Let’s address a topic that is often considered taboo: domestic violence. Unfortunately, the issue is rarely openly discussed or acknowledged, and when it is, the focus tends to be on physical or verbal abuse. However, there is another aspect of abuse that has a profound impact on survivors – financial abuse, also known as economic abuse. This form of abuse affects a survivor’s finances, their ability to work, and their capacity to support themselves financially. The repercussions of financial abuse can extend long after the survivor has left their abuser, making it a particularly concerning and lasting form of abuse.
“He controlled all the money. I had to account for every cent that I spent.”
What is Financial Abuse?
Financial abuse is a form of manipulation and control that revolves around money and finances. The abuser exerts power by limiting the survivor’s access to financial resources and decision-making, such as taking control of bank accounts, hindering their ability to work, or damaging their credit.
Financial abuse occurs much more frequently than most people think. A study by the Centers for Financial Security found that it happens in a staggering 99% of domestic violence cases. What’s even more alarming is that it often serves as the first sign of dating violence or domestic abuse. Despite its common occurrence, many individuals fail to recognize it as a form of abuse, enabling its persistence.
Financial abuse is a subtle yet powerful way to keep the survivor feeling trapped and powerless. Although it may not leave visible marks like physical abuse, its impact can be equally devastating. Survivors often fear leaving their abusers due to concerns about their financial stability for themselves and their children, keeping them bound to the abusive relationship. This fear of financial insecurity drives many survivors to return to their abusers, perpetuating the cycle of abuse.

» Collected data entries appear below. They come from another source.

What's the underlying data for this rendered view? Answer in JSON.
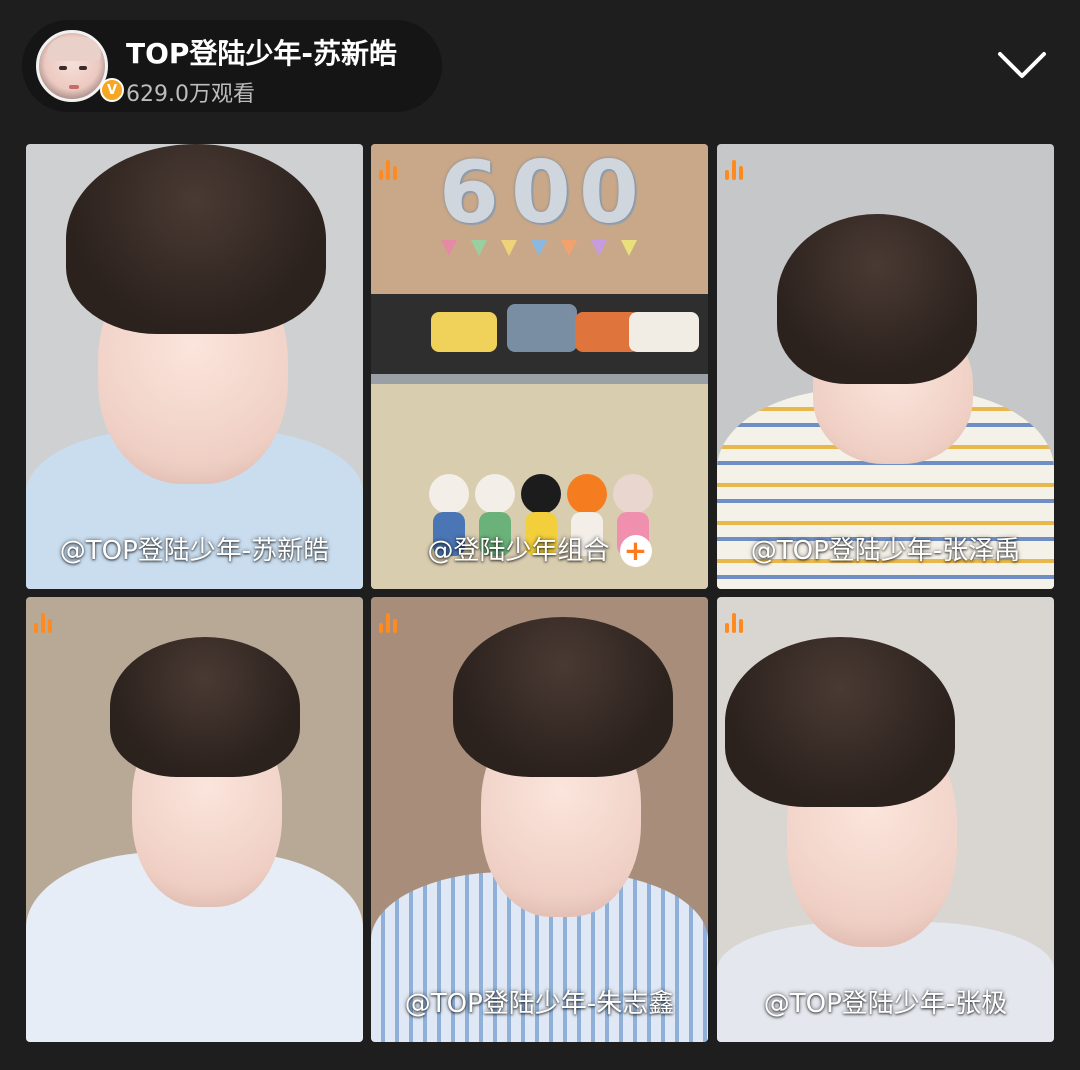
{
  "header": {
    "streamer_name": "TOP登陆少年-苏新皓",
    "viewer_count": "629.0万观看",
    "verified_badge": "V"
  },
  "tiles": [
    {
      "label": "@TOP登陆少年-苏新皓",
      "audio_indicator": false,
      "has_follow_button": false
    },
    {
      "label": "@登陆少年组合",
      "audio_indicator": true,
      "has_follow_button": true,
      "follow_label": "+",
      "balloon_text": [
        "6",
        "0",
        "0"
      ]
    },
    {
      "label": "@TOP登陆少年-张泽禹",
      "audio_indicator": true,
      "has_follow_button": false
    },
    {
      "label": "",
      "audio_indicator": true,
      "has_follow_button": false
    },
    {
      "label": "@TOP登陆少年-朱志鑫",
      "audio_indicator": true,
      "has_follow_button": false
    },
    {
      "label": "@TOP登陆少年-张极",
      "audio_indicator": true,
      "has_follow_button": false
    }
  ],
  "icons": {
    "collapse": "chevron-down-icon",
    "audio": "audio-level-icon",
    "verified": "verified-icon",
    "follow": "plus-icon"
  },
  "colors": {
    "background": "#1e1e1e",
    "accent": "#ff8a1f",
    "verified": "#f5a623"
  }
}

“I loved him and trusted him with our money, now I’m left with all his debts.”
Warning Signs of Financial Abuse
It’s crucial to recognize signs of financial abuse because it can be life-threatening for the survivors. Unfortunately, this type of abuse is often easily concealed, making it hard for family members to detect.
Signs of financial abuse include:
- Controlling financial resources. An abusive partner may take full control of finances, making all financial decisions without input from the survivor, including managing bank accounts, investments, and financial transactions without the survivor’s input or knowledge.
- Restricting or limiting access to money. The survivor may be denied access to bank accounts, credit cards, or cash, leaving them financially dependent on the abuser.
- Sabotaging Employment Opportunities: Abusers may interfere with their partner’s job, leading to loss of employment or hindering career growth.
- Ruining Credit: The abuser may accumulate debt in the victim’s name or deliberately default on financial obligations, damaging their credit score and financial standing.
- Forced Financial Dependence: The survivor is forced into handing over their paychecks, public benefits, or financial assets to the abuser, leaving them financially vulnerable and without control over their own money.
- Hiding Assets: Abusers may hide financial assets, making it challenging for survivors to gain their fair share during separation or divorce.
- Forced Debt: Survivors may be pressured to take on debt they are not comfortable with or didn’t agree to, creating a sense of entrapment.
“Financial abuse isn’t always just about getting money from someone…it’s really about power and control.”
It’s important to remember that financial abuse can coexist with other forms of abuse, such as emotional, physical, or sexual abuse. If you or someone you know is experiencing financial abuse or any form of abuse, seek support from trusted friends, family, or professional organizations like Family Sunshine Center to ensure safety and find ways to break free from the abusive situation.